Grand Manner, according to a widely accepted definition, is an idealized aesthetic style derived from classicism and the art of the High Renaissance, a period in Italy between the late 1400s and the mid to late 1520s that saw the rise of some of the world’s greatest artists, among them Leonardo da Vinci, Michelangelo and Raphael, and Bramante.

In the eighteenth century, British artists and connoisseurs used the term to describe paintings that incorporated visual cultural metaphors in order to suggest noble qualities in their subjects.

Earlier in September, The Huntington announced it had commissioned Wiley to create a new work inspired by “The Blue Boy.” Wiley’s “A Portrait of a Young Gentleman,” which was also the original title of the Gainsborough painting, will be a large-scale portrait in the Grand Manner style that will be added to The Huntington’s permanent collection.

The new painting will be on view from Saturday through Jan. 3 in The Huntington’s Thornton Portrait Gallery, opposite the institution’s iconic and recently restored “The Blue Boy.”

A statement by The Huntington said the acquisition of the Wiley portrait celebrates the 100th anniversary of the purchase of the Gainsborough painting by Henry and Arabella Huntington, the founders of the institution.

“Between these two paintings, separated by 250 years, lies a colonial history that has managed representation across a field of visuality, nominating certain figures for human status and others for something less or more,” The Huntington statement said. “What does it take, in a Euro-American art tradition, to look like a person?

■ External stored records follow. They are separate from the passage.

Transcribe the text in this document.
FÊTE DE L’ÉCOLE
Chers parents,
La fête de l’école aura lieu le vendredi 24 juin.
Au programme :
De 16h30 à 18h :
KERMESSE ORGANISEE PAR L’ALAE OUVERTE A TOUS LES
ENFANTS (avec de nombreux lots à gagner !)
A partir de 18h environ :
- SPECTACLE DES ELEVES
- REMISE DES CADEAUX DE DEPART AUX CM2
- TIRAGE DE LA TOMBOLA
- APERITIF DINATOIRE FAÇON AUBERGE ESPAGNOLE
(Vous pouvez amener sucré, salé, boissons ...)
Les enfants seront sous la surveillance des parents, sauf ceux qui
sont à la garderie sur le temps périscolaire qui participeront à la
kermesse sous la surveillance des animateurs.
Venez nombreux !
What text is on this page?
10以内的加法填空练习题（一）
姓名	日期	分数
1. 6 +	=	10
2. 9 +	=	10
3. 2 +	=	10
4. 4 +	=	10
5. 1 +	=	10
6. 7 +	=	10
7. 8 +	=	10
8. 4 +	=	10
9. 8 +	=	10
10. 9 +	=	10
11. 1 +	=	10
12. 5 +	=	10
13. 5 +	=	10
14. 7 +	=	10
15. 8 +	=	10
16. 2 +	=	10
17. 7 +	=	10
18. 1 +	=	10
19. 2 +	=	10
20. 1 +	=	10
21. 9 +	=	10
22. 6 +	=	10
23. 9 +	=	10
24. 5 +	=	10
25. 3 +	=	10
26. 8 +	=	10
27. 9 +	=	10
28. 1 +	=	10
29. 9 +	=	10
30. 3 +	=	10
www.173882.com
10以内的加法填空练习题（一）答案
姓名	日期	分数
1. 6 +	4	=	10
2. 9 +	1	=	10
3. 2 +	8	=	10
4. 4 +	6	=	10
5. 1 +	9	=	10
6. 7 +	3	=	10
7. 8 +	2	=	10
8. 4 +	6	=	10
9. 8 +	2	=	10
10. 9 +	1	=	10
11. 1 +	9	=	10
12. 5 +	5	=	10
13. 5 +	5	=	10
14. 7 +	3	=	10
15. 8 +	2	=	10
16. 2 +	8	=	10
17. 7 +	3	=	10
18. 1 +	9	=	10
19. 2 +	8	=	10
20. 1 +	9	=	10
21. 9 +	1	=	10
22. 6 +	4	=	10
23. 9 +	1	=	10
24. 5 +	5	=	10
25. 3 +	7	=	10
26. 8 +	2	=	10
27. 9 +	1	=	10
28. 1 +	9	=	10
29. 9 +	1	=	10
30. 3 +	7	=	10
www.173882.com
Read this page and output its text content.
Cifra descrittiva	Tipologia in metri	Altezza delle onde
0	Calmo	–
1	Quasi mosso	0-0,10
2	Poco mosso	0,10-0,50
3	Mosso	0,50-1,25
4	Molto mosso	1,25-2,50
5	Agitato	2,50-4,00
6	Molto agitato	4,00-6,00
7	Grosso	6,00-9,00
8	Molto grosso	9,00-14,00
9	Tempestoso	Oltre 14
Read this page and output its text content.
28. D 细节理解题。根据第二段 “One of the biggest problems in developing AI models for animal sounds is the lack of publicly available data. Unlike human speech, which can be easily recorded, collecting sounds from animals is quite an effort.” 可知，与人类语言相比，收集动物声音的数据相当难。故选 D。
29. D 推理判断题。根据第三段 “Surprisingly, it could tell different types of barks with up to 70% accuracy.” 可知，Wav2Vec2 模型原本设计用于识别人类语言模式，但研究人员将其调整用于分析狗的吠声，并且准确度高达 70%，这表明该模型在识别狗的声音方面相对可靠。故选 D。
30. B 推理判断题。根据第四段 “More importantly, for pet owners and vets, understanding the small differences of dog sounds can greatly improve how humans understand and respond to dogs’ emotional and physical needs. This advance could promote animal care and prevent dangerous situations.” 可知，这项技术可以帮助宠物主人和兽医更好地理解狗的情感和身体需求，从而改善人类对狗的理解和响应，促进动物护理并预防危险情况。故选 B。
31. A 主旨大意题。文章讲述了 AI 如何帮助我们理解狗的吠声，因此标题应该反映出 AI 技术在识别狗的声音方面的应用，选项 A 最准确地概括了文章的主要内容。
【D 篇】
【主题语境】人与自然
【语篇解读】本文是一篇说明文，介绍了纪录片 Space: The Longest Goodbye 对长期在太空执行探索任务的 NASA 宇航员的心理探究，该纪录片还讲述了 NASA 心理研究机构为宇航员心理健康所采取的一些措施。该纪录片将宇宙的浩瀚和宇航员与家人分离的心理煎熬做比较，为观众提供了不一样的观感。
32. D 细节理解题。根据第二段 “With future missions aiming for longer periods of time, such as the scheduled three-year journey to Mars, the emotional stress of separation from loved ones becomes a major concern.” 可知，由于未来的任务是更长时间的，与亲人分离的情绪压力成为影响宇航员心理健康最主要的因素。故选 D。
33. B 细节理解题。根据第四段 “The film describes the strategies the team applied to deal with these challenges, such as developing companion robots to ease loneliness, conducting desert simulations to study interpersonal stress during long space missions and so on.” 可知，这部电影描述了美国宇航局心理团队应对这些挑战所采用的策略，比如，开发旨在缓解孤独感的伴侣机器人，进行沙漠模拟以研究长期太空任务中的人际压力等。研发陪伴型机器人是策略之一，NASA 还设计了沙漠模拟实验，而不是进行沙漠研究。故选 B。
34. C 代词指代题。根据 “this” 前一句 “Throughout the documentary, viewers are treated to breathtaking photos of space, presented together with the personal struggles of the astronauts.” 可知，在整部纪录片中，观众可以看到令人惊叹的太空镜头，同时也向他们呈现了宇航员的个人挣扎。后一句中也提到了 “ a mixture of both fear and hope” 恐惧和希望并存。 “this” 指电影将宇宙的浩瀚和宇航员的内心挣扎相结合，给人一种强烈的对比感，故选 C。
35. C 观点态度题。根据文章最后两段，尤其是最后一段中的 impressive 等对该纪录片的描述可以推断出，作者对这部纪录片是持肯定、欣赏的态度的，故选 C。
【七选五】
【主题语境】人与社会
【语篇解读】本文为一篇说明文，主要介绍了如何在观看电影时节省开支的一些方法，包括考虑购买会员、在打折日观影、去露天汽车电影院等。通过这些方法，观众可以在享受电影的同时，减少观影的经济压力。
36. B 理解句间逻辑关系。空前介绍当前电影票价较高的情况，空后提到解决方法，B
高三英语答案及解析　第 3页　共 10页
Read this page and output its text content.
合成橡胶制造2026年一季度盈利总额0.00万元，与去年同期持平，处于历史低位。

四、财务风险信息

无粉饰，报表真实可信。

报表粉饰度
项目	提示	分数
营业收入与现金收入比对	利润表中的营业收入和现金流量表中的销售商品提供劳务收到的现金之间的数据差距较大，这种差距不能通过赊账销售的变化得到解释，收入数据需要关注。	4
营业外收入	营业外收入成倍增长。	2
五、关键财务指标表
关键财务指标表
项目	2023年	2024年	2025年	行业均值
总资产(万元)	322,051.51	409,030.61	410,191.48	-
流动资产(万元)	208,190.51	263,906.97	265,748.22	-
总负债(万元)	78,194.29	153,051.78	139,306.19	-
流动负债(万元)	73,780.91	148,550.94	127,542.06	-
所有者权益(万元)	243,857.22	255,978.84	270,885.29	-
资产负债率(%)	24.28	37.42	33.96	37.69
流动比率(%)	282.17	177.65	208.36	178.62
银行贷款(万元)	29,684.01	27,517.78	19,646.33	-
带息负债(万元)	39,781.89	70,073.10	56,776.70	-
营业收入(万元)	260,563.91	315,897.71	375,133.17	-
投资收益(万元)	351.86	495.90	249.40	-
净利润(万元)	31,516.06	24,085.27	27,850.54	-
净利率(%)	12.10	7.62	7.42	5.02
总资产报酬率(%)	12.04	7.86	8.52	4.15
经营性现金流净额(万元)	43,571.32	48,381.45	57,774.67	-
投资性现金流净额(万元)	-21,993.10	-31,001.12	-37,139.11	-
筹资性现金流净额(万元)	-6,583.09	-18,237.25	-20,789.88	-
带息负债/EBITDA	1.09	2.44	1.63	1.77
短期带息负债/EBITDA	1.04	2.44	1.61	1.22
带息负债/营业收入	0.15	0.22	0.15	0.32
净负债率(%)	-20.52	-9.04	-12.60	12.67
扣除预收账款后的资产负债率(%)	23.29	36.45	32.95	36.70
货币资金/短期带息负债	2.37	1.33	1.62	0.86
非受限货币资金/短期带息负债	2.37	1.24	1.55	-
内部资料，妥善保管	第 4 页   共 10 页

And what might come after coloniality in art?”

An opening panel of interdisciplinary scholars will address the philosophical issues. considering what is at stake in depicting humans in the genres of modernity. Two art historical panels, one focused on the 18th century and one focused on contemporary art, will explore specific examples of the ways in which artists have reflected, reinforced, or resisted the power of representation.

The event is free to attend and will be held online via Zoom, from 9:15 a.m. to 1:30 p.m. The Zoom link will be sent to attendees in their registration confirmation email.